Metil paraben memiliki ciri-ciri serbuk hablur halus, berwarna putih, hampir tidak berbau dan tidak mempunyai rasa kemudian agak membakar diikuti rasa tebal (Ditjen, POM., 1979). Metil paraben banyak digunakan sebagai pengawet dan antimikroba dalam kosmetik, produk makanan dan formulasi farmasi dan digunakan baik sendiri atau dalam kombinasi dengan paraben lain atau dengan antimikroba lain. Metil paraben adalah pengawet yang paling sering digunakan pada kosmetik,. Jenis paraben lainnya efektif pada kisaran pH yang luas dan memiliki aktivitas antimikroba yang kuat (Rowe, dkk., 2006).

2.9.4 Propil paraben

Propil Paraben Propil paraben merupakan serbuk kristalin putih, tidak berbau, dan tidak berasa serta berfungsi sebagai pengawet. Konsentrasi propil paraben yang digunakan pada sediaan topikal adalah 0,01 - 0,6 %. Propil paraben efektif sebagai pengawet pada rentang pH 4 - 8, peningkatan pH dapat menyebabkan penurunan aktivitas antimikrobanya. Propil paraben sangat larut dalam aseton dan etanol, larut dalam 250 bagian gliserin dan sukar larut di dalam air.

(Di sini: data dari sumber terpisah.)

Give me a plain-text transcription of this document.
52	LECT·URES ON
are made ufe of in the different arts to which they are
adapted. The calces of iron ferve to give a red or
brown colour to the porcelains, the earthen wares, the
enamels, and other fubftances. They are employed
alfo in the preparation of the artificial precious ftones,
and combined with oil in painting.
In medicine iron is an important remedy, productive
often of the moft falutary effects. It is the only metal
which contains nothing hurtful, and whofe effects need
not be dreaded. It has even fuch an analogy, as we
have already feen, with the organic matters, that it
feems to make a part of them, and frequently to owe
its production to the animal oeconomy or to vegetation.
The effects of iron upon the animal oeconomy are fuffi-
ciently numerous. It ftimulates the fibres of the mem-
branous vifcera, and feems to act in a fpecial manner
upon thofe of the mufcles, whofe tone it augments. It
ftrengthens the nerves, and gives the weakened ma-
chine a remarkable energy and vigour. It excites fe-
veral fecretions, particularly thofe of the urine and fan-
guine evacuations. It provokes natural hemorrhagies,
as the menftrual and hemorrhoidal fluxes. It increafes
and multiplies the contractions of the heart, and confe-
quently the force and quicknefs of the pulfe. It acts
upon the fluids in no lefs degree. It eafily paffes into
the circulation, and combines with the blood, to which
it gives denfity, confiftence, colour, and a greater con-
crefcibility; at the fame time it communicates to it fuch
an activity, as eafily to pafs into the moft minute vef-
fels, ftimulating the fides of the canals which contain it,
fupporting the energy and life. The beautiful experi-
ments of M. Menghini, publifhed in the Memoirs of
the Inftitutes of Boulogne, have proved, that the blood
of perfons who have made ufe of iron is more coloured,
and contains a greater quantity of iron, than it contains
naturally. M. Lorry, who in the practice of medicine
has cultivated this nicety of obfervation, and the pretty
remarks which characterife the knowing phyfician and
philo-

Larutan propil paraben dalam air dengan pH 3 - 6, stabil dalam penyimpanan selama 4 tahun pada suhu kamar, sedangkan pada pH lebih dari 8 akan cepat terhidrolisis. Propil paraben inkompatibel dengan surfaktan nonionik. Plastik, magnesium silikat, magnesium trisilikat, dan pewarna ultramarine blue dapat mengabsorpsi propil paraben sehingga mengurangi efek antimikrobanya. Propil paraben akan berubah warna apabila terjadi kontak dengan besi dan hidrolisis terjadi apabila ada basa lemah dan asam kuat (Rowe, dkk., 2006).